Hal tersebut disampaikan Pelaksana Tugas Kepala Dinas Komunikasi dan Informatika Sultra, Andi Syahrir dalam kegiatan penguatan penyelenggaraan Satu Data Indonesia wilayah Pulau Sulawesi di Kantor Gubernur Sultra, Rabu (15/4/2026).
Dalam sambutannya, Andi menegaskan bahwa di era transformasi digital, data memiliki peran krusial dalam menentukan arah pembangunan. Ketidaksinkronan data antarinstansi selama ini menjadi salah satu kendala utama dalam optimalisasi pelayanan publik.
“Melalui tata kelola data yang baik, pemerintah dapat menghadirkan layanan yang lebih cepat, tepat, dan efisien. Kita ingin memastikan tidak ada lagi perbedaan data yang menghambat pelayanan kepada masyarakat,” ujarnya.
Ia menjelaskan, implementasi Satu Data Indonesia merupakan langkah strategis dalam memperbaiki sistem pengelolaan data pemerintah. Dengan standar data dan metadata yang jelas, data lintas instansi dapat dibagi-pakaikan dan dimanfaatkan secara optimal untuk mendukung perencanaan pembangunan.
Menurutnya, penguatan koordinasi antara pemerintah provinsi dan kabupaten/kota menjadi fondasi penting menuju integrasi data nasional.
“Kami menitipkan pesan agar forum ini dimanfaatkan untuk memperkuat koordinasi. Tidak boleh lagi ada perbedaan data kemiskinan, pertanian, maupun kesehatan antarinstansi,” tegasnya.
Selain itu, peran walidata daerah dinilai sangat penting dalam menjaga kualitas data. Walidata tidak hanya mengumpulkan data, tetapi juga memastikan validitas, konsistensi, dan keterpaduannya sebelum dipublikasikan.
Sementara itu, Perencana Ahli Madya Direktorat Data Pembangunan dan Pemerintah Digital Kementerian PPN/Bappenas, Fandi P. Nurzaman menegaskan bahwa pembangunan ke depan harus berbasis data, bukan asumsi.
“Perencanaan pembangunan harus berangkat dari fakta di lapangan.
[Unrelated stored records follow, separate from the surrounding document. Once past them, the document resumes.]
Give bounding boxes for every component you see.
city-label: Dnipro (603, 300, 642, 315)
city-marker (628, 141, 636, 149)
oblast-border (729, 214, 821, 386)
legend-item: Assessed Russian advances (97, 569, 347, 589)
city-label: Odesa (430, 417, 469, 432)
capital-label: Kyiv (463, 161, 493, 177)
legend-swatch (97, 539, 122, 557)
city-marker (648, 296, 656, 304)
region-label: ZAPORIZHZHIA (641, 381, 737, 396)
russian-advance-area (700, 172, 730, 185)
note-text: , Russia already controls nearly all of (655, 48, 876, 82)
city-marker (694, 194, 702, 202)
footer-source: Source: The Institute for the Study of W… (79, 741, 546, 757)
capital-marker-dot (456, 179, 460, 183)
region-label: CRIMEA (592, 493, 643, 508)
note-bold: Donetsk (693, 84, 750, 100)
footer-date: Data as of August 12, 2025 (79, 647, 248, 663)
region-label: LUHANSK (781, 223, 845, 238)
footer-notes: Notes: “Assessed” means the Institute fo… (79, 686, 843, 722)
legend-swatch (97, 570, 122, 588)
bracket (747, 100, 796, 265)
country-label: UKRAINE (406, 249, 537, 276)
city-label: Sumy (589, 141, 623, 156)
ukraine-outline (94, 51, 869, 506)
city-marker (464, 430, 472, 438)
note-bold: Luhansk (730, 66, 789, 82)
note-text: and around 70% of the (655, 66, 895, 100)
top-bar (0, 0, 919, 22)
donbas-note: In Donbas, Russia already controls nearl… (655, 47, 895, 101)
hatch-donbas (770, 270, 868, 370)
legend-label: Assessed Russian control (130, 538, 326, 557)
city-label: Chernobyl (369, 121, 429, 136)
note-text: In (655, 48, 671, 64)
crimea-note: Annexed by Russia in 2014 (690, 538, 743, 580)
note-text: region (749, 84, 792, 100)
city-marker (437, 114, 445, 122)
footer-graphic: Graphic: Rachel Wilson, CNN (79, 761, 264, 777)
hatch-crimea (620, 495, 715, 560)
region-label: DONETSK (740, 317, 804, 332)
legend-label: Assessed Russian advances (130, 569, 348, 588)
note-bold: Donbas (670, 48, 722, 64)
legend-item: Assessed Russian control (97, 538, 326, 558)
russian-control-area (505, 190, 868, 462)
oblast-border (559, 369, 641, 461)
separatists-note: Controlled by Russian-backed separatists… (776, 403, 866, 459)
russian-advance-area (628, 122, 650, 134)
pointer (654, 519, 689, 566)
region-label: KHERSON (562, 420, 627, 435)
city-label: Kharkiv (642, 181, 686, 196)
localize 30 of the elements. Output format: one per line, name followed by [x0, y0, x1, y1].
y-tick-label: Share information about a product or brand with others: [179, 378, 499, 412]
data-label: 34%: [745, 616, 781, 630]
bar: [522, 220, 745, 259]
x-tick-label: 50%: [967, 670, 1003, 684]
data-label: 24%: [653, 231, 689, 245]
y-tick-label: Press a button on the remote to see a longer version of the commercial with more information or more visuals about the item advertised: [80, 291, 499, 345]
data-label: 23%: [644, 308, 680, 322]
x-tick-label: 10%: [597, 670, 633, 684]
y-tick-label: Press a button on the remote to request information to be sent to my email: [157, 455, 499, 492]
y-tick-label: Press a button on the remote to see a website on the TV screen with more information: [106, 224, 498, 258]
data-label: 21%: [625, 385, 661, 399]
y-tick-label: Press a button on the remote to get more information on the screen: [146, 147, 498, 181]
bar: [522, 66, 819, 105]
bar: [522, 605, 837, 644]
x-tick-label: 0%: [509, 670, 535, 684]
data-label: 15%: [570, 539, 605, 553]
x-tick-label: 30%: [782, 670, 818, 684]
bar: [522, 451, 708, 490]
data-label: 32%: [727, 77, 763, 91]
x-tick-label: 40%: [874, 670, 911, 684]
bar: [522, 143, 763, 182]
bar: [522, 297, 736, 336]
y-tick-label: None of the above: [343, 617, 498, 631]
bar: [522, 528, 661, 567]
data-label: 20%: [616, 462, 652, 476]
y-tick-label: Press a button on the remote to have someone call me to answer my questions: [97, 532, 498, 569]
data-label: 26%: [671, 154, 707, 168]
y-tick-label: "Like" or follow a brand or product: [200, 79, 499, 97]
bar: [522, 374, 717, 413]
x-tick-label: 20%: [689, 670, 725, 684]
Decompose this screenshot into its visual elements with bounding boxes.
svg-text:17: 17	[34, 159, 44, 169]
Dengan data yang baik, program akan lebih tepat sasaran dan berdampak nyata bagi masyarakat,” jelasnya.
Ia menambahkan, Indeks Satu Data Indonesia kini menjadi indikator penting dalam RPJMN 2025–2029 serta bagian dari reformasi birokrasi dan transformasi pemerintahan digital.
Dengan demikian, penguatan kapasitas pengelolaan data di daerah menjadi langkah mendesak guna menciptakan tata kelola pemerintahan yang efektif, transparan, dan akuntabel.